- Relator(a)
- Ministro Humberto Martins
- Órgão julgador
- Primeira Seção
- Data do julgamento
- 09/10/2013
- Data de publicação
- 21/10/2013
STJ – Acórdão, Rel. Ministro Humberto Martins, Primeira Seção, j. 09/10/2013, p. 21/10/2013
ADMINISTRATIVO. CONSTITUCIONAL. PROCESSUAL CIVIL. ANISTIA POLÍTICA. CABO DA AERONÁUTICA. REVISÃO. PORTARIA DEFINITIVA DE ANULAÇÃO. OUTORGA COM MAIS DE CINCO ANOS. DECADÊNCIA. CONFIGURADA. AUSÊNCIA DE INTERRUPÇÃO. PRECEDENTE DA PRIMEIRA SEÇÃO. TEMA PACIFICADO. 1. Cuida-se de mandado de segurança impetrado contra Portaria do Ministro de Estado da Justiça que anulou ato administrativo concessivo de anistia política fundado na Portaria n. 1.104-GM3/64 da Força Aérea Brasileira: trata-se da Portaria n. 1.925 de 4.9.2012, publicado no Diário Oficial da União, em 5.9.2012 (fl. 25), anulando o ato de concessão da anistia política do impetrante (Portaria n. 559, de 8.2.2004, publicada no Diário Oficial da União em 10.2.2004, fl. 23). 2. Em precedente fundamental, MS 18.606/DF, a Primeira Seção acordou que a via mandamental é adequada e que deve ser concedida a segurança nos mandamus impetrados contra a anulação das portarias de concessão de anistia política que tenham sido outorgadas há mais de 5 anos. Foi consignado, ainda, que atos administrativos abstratos, como as notas e os pareceres da Advocacia-Geral da União não configuram atos de autoridade tendentes à revisão das anistias e são, portanto, ineficazes para - por si - interromper o fluxo decadencial, nos moldes do § 2º do art. 54 da Lei n. 9.784/99. No mesmo sentido: MS 18.608/DF, Rel. Ministro Herman Benjamin, Primeira Seção, DJe 5.6.2013; MS 19.448/DF, Rel. Ministra Eliana Calmon, Primeira Seção, DJe 17.5.2013; e MS 18.671/DF, Rel.

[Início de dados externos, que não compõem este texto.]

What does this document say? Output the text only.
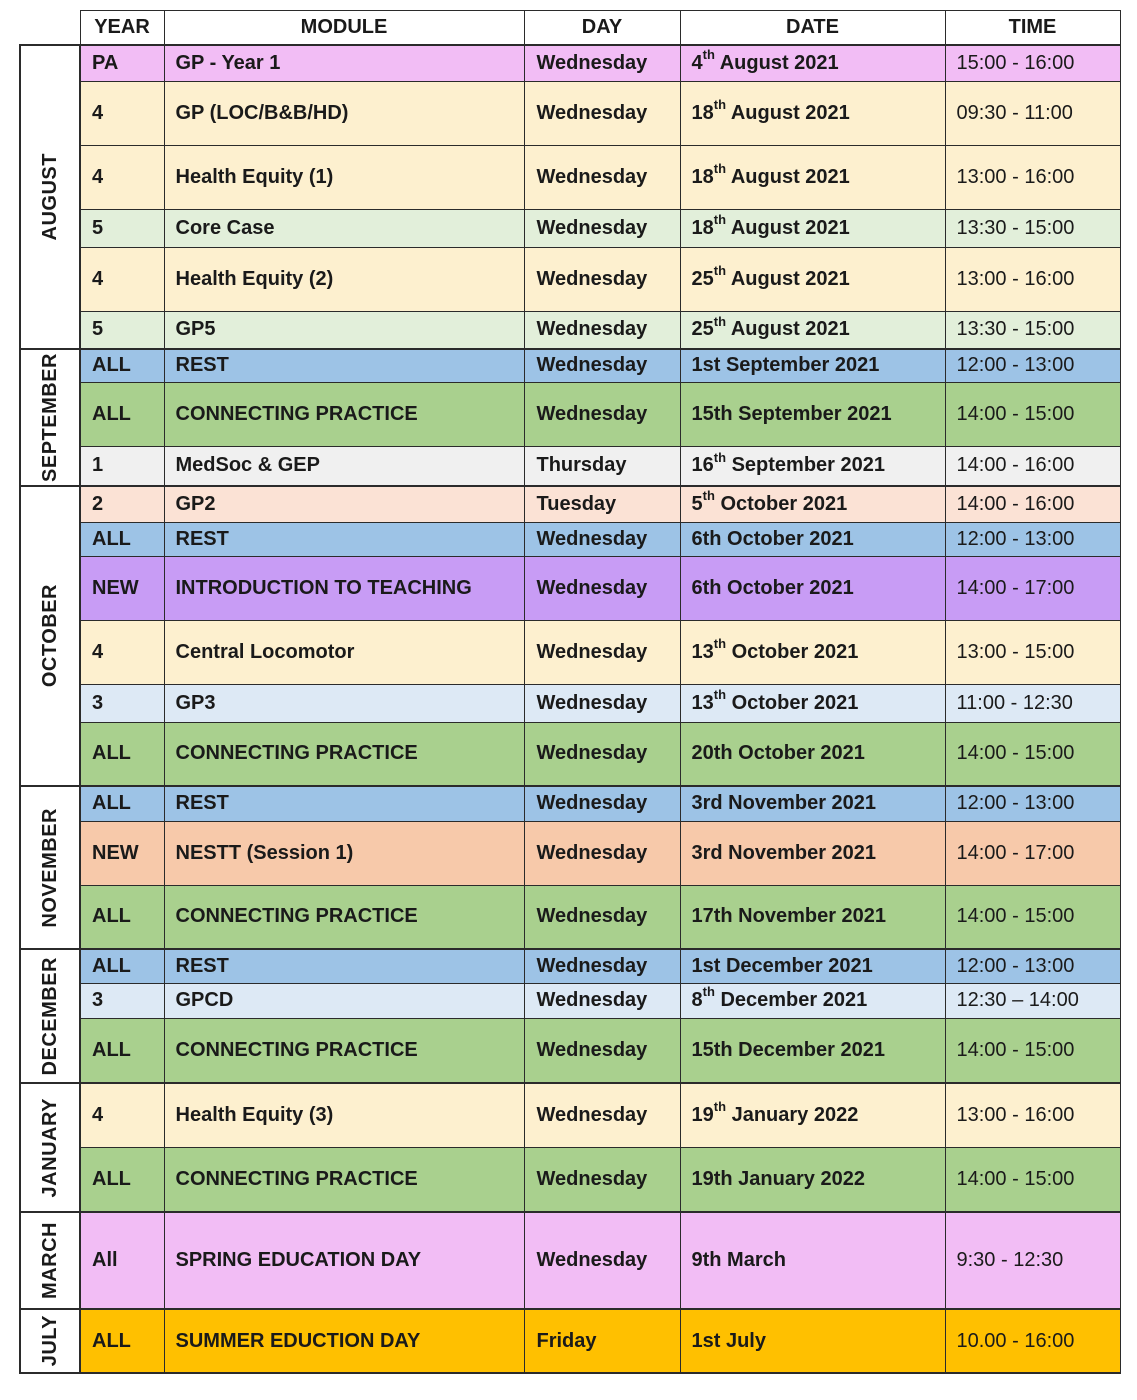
	YEAR	MODULE	DAY	DATE	TIME

AUGUST	PA	GP - Year 1	Wednesday	4th August 2021	15:00 - 16:00
	4	GP (LOC/B&B/HD)	Wednesday	18th August 2021	09:30 - 11:00
	4	Health Equity (1)	Wednesday	18th August 2021	13:00 - 16:00
	5	Core Case	Wednesday	18th August 2021	13:30 - 15:00
	4	Health Equity (2)	Wednesday	25th August 2021	13:00 - 16:00
	5	GP5	Wednesday	25th August 2021	13:30 - 15:00

SEPTEMBER	ALL	REST	Wednesday	1st September 2021	12:00 - 13:00
	ALL	CONNECTING PRACTICE	Wednesday	15th September 2021	14:00 - 15:00
	1	MedSoc & GEP	Thursday	16th September 2021	14:00 - 16:00

OCTOBER	2	GP2	Tuesday	5th October 2021	14:00 - 16:00
	ALL	REST	Wednesday	6th October 2021	12:00 - 13:00
	NEW	INTRODUCTION TO TEACHING	Wednesday	6th October 2021	14:00 - 17:00
	4	Central Locomotor	Wednesday	13th October 2021	13:00 - 15:00
	3	GP3	Wednesday	13th October 2021	11:00 - 12:30
	ALL	CONNECTING PRACTICE	Wednesday	20th October 2021	14:00 - 15:00

NOVEMBER	ALL	REST	Wednesday	3rd November 2021	12:00 - 13:00
	NEW	NESTT (Session 1)	Wednesday	3rd November 2021	14:00 - 17:00
	ALL	CONNECTING PRACTICE	Wednesday	17th November 2021	14:00 - 15:00

DECEMBER	ALL	REST	Wednesday	1st December 2021	12:00 - 13:00
	3	GPCD	Wednesday	8th December 2021	12:30 – 14:00
	ALL	CONNECTING PRACTICE	Wednesday	15th December 2021	14:00 - 15:00

JANUARY	4	Health Equity (3)	Wednesday	19th January 2022	13:00 - 16:00
	ALL	CONNECTING PRACTICE	Wednesday	19th January 2022	14:00 - 15:00

MARCH	All	SPRING EDUCATION DAY	Wednesday	9th March	9:30 - 12:30

JULY	ALL	SUMMER EDUCTION DAY	Friday	1st July	10.00 - 16:00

Ministro Ari Pargendler, Primeira Seção, DJe 29.5.2013. 3. Ademais, são devidas parcelas da anistia política no interregno entre a concessão da primeira liminar (fl. 69) e a reconsideração concessiva de liminar (fl. 988), ainda vigente; a negativa intermediária, deixou de produzir seus efeitos ao passo em foi reconsiderada, devendo o "status quo ante" ser considerado como o momento de concessão da primeira liminar. Precedente: AgRg na RCDESP no MS 15.267/DF, Rel. Ministro Luiz Fux, Primeira Seção, julgado em 24.11.2010, DJe 1º.2.2011. Ordem concedida. Agravo regimental prejudicado. (MS n. 19.198/DF, relator Ministro Humberto Martins, Primeira Seção, julgado em 9/10/2013, DJe de 21/10/2013.)